Le conseiller appelé à occuper le siège devenu vacant d'un élu qui le précédait immédiatement sur la liste soumise aux suffrages lors de la précédente élection ainsi que le conseiller proclamé élu à la suite d'une élection complémentaire sont invités, s'ils n'ont pas encore exercé de fonctions judiciaires au sein d'un conseil de prud'hommes et à compter de la constatation de la vacance ou de la réception du procès-verbal de dépouillement mentionné à l'article R. 513-107, à prêter serment auprès du tribunal de grande instance dans les mêmes formes que les conseillers élus lors de l'élection générale.

L'installation du conseiller appelé à occuper un siège devenu vacant ou celle d'un conseiller élu à la suite d'une élection complémentaire a lieu lors de l'audience de la section concernée qui suit la constatation de la vacance, la réception du procès-verbal de dépouillement mentionné à l'article R. 513-107 ou la réception du serment.

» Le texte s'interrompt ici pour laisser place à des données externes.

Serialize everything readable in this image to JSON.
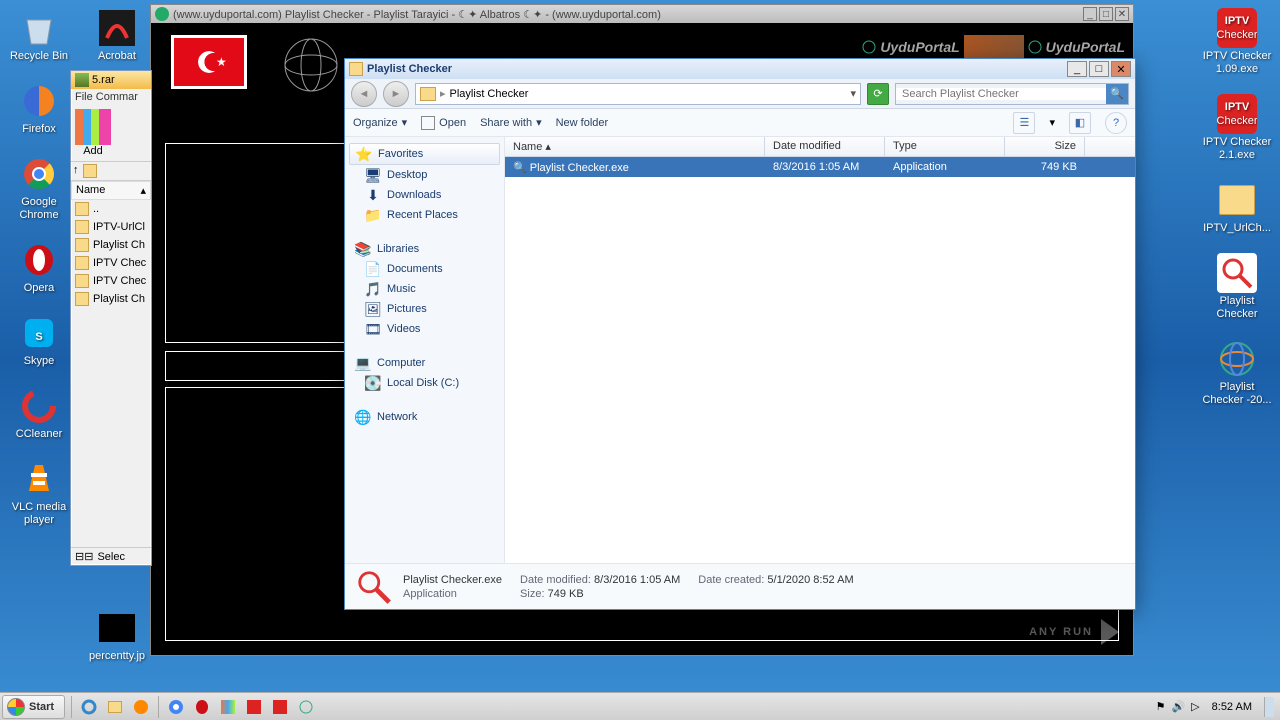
{
  "desktop_left": [
    {
      "label": "Recycle Bin",
      "icon": "recycle"
    },
    {
      "label": "Firefox",
      "icon": "firefox"
    },
    {
      "label": "Google Chrome",
      "icon": "chrome"
    },
    {
      "label": "Opera",
      "icon": "opera"
    },
    {
      "label": "Skype",
      "icon": "skype"
    },
    {
      "label": "CCleaner",
      "icon": "ccleaner"
    },
    {
      "label": "VLC media player",
      "icon": "vlc"
    }
  ],
  "desktop_left2": [
    {
      "label": "Acrobat",
      "icon": "acrobat"
    }
  ],
  "desktop_left2b": [
    {
      "label": "percentty.jp",
      "icon": "black"
    }
  ],
  "desktop_right": [
    {
      "label": "IPTV Checker 1.09.exe",
      "icon": "iptv"
    },
    {
      "label": "IPTV Checker 2.1.exe",
      "icon": "iptv"
    },
    {
      "label": "IPTV_UrlCh...",
      "icon": "folder"
    },
    {
      "label": "Playlist Checker",
      "icon": "magnify"
    },
    {
      "label": "Playlist Checker -20...",
      "icon": "globeC"
    }
  ],
  "bgwin_title": "(www.uyduportal.com) Playlist Checker - Playlist Tarayici -  ☾✦ Albatros ☾✦ - (www.uyduportal.com)",
  "banner_text": "UyduPortaL",
  "rar": {
    "title": "5.rar",
    "menu": "File   Commar",
    "add": "Add",
    "name_hdr": "Name",
    "rows": [
      "..",
      "IPTV-UrlCl",
      "Playlist Ch",
      "IPTV Chec",
      "IPTV Chec",
      "Playlist Ch"
    ],
    "status": "Selec"
  },
  "explorer": {
    "title": "Playlist Checker",
    "path": "Playlist Checker",
    "search_placeholder": "Search Playlist Checker",
    "toolbar": {
      "organize": "Organize",
      "open": "Open",
      "share": "Share with",
      "newfolder": "New folder"
    },
    "side": {
      "favorites": "Favorites",
      "desktop": "Desktop",
      "downloads": "Downloads",
      "recent": "Recent Places",
      "libraries": "Libraries",
      "documents": "Documents",
      "music": "Music",
      "pictures": "Pictures",
      "videos": "Videos",
      "computer": "Computer",
      "localdisk": "Local Disk (C:)",
      "network": "Network"
    },
    "columns": {
      "name": "Name",
      "date": "Date modified",
      "type": "Type",
      "size": "Size"
    },
    "file": {
      "name": "Playlist Checker.exe",
      "date": "8/3/2016 1:05 AM",
      "type": "Application",
      "size": "749 KB"
    },
    "details": {
      "name": "Playlist Checker.exe",
      "type": "Application",
      "modified_k": "Date modified:",
      "modified_v": "8/3/2016 1:05 AM",
      "created_k": "Date created:",
      "created_v": "5/1/2020 8:52 AM",
      "size_k": "Size:",
      "size_v": "749 KB"
    }
  },
  "taskbar": {
    "start": "Start",
    "time": "8:52 AM"
  },
  "watermark": "ANY      RUN"
}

Si le siège du tribunal de grande instance n'est pas situé dans le ressort du conseil de prud'hommes, le président du tribunal de grande instance peut, à la demande des élus, prescrire par ordonnance qu'il sera procédé en séance publique à leur réception par le magistrat chargé de l'administration du tribunal d'instance dans le ressort duquel siège le conseil de prud'hommes. Le procès-verbal de cette séance est transmis au tribunal de grande instance, qui en ordonne l'insertion dans ses registres.

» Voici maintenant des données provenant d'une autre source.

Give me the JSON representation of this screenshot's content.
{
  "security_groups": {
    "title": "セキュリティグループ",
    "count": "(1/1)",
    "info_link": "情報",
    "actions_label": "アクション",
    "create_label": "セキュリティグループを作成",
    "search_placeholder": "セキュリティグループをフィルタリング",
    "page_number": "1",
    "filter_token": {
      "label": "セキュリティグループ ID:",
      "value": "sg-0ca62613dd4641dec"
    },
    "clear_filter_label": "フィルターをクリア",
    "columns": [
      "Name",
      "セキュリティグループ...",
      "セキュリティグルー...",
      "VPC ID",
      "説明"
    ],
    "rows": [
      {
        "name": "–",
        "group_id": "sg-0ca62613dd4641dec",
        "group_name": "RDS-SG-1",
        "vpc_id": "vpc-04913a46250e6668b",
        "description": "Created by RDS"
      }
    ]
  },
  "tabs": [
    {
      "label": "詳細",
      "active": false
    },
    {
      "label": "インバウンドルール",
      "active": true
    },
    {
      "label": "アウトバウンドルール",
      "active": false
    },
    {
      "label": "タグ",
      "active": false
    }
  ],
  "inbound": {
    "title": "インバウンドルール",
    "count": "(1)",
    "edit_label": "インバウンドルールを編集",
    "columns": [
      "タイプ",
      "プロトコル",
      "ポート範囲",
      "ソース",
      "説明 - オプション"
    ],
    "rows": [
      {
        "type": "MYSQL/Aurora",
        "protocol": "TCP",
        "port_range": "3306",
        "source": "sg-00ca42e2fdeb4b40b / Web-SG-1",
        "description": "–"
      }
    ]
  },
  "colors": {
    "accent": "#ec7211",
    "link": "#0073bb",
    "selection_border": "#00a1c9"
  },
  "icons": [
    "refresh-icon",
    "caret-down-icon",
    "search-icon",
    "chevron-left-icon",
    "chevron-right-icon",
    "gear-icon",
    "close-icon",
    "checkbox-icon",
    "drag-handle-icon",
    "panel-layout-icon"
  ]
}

Dans les huit jours de l'installation d'un salarié comme conseiller prud'homme, le greffier en chef du conseil adresse à son employeur un courrier l'informant de la date d'entrée en fonctions dudit conseiller".

"Art. R. 513-117 :

Dans les cas visés au deuxième alinéa de l'article L. 513-8, il ne peut être procédé à des élections complémentaires moins de douze mois avant l'élection générale des conseillers prud'hommes".

"Art. R. 513-118 :

Sous réserve des dispositions des articles R. 513-119 et R. 513-120, les dispositions des sections I et II du présent chapitre relatives à la préparation et au déroulement des opérations électorales pour les élections générales des conseillers prud'hommes s'appliquent aux élections complémentaires".

"Art. R. 513-119 :

La liste électorale applicable lorsque le siège d'un conseiller prud'homme devient vacant ou en cas d'augmentation des effectifs d'une section décidée dans les douze mois qui suivent l'élection générale est la liste électorale établie pour cette élection générale.

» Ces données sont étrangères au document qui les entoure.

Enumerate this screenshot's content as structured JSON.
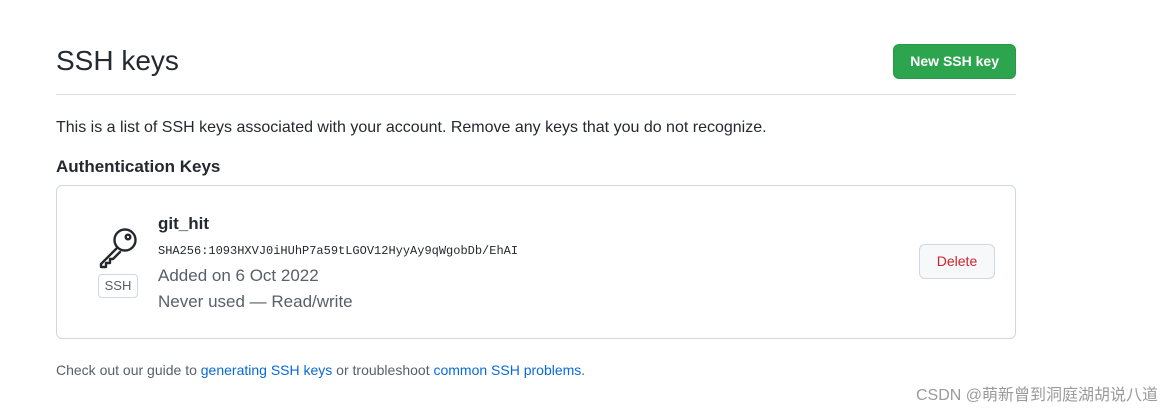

Si les vacances sont constatées ou les augmentations des effectifs décidées après expiration de la période mentionnée à l'alinéa précédent, une nouvelle liste électorale est établie. La liste est établie par le maire, assisté de la commission administrative prévue au septième alinéa de l'article L. 513-3, à partir des déclarations nominatives qui lui sont directement adressées par les employeurs et les salariés involontairement privés d'emplois concernés".